Mercado financeiro
Multiplan ON
sobe
Cemig ON
desce
Bolsa tem queda 1,48% com Índice aos 63.992,93 pontos
O cenário internacional negativo, com queda de commodities e das bolsas da Europa e Estados Unidos, pesou ontem sobre a Bovespa, que fechou em queda de 1,48%, com o Índice Bovespa aos 63.992,93 pontos. Lá fora, a tensão com o viés protecionista da gestão de Donald Trump se somou à apreensão com a Europa. Com isso, houve quedas generalizadas nas bolsas da Europa e dos Estados Unidos, que refletiram nos negócios no Brasil. Por outro lado, o cenário doméstico foi apontado como fator essencialmente positivo, principalmente depois que o governo Michel Temer viu eleitos dois importantes aliados nas presidências da Câmara e do Senado.

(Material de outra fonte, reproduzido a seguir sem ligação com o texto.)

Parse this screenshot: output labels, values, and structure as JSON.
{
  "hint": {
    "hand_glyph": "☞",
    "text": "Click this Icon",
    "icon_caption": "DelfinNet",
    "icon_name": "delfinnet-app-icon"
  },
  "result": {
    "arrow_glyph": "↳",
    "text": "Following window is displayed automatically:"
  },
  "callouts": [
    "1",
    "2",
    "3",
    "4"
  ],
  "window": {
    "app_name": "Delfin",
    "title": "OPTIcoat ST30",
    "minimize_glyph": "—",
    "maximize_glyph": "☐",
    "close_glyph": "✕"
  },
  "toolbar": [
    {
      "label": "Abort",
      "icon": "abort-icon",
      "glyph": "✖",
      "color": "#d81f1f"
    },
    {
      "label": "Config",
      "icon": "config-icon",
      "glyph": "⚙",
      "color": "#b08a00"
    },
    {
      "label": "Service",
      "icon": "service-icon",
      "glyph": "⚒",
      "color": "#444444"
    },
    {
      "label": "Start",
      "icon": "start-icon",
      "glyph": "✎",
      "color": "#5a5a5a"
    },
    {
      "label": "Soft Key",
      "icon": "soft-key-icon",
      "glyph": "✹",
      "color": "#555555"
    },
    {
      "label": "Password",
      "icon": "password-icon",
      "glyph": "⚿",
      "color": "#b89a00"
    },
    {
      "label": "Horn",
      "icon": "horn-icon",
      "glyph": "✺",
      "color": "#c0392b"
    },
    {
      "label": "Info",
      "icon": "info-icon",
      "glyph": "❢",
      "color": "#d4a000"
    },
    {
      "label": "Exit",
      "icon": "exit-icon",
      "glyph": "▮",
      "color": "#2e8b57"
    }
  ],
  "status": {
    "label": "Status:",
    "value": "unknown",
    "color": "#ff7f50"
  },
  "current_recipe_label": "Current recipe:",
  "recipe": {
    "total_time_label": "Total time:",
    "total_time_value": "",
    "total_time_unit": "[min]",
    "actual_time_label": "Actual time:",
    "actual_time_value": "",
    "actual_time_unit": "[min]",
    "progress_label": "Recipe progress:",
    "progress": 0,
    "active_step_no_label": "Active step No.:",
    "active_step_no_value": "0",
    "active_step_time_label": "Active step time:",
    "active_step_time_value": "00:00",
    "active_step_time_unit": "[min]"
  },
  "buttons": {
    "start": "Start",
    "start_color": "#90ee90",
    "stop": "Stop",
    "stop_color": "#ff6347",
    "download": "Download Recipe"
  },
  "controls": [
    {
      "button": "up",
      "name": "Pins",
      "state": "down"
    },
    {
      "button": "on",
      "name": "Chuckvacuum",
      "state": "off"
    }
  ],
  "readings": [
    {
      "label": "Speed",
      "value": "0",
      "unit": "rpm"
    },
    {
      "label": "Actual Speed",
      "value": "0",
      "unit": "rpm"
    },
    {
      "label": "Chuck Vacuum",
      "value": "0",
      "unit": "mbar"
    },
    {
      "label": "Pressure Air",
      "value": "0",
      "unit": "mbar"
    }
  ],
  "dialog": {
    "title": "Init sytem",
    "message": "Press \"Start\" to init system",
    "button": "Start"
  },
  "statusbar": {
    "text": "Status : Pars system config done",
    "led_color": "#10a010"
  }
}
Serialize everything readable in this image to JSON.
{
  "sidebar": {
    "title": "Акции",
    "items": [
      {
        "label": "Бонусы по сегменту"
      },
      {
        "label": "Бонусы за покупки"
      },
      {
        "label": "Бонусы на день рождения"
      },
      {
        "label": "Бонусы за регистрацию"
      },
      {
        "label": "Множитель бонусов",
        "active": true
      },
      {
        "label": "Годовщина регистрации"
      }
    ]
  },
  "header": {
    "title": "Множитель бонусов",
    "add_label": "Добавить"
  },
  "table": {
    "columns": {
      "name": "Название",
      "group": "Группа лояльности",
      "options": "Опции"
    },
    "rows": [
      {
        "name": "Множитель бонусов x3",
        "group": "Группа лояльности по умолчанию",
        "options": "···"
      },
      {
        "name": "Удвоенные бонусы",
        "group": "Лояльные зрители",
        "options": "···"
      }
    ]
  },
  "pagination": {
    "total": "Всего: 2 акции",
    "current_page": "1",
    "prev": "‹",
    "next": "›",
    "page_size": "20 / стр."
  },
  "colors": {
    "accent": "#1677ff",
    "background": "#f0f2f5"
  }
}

Mercado internacional de commodities afeta papeis
Nesse cenário de correções, o desempenho das commodities no mercado internacional teve papel fundamental. As ações da Vale chegaram a esboçar uma alta pela manhã, acompanhando suas pares no exterior, mas acabaram por sucumbir às quedas. Já as ações da Petrobras terminaram o dia em baixa de 2,26% (ON) e de 2,48% (PN), acompanhando as fortes perdas do barril do petróleo nas bolsas de Nova York e Londres. Entre as ações que compõem a carteira teórica do Ibovespa, as maiores quedas foram de Cemig ON (-4,85%) e Localiza ON (-3,95%). As altas mais significativas ficaram com Multiplan ON (+1,97%) e Rumo Logística ON (+1,94%).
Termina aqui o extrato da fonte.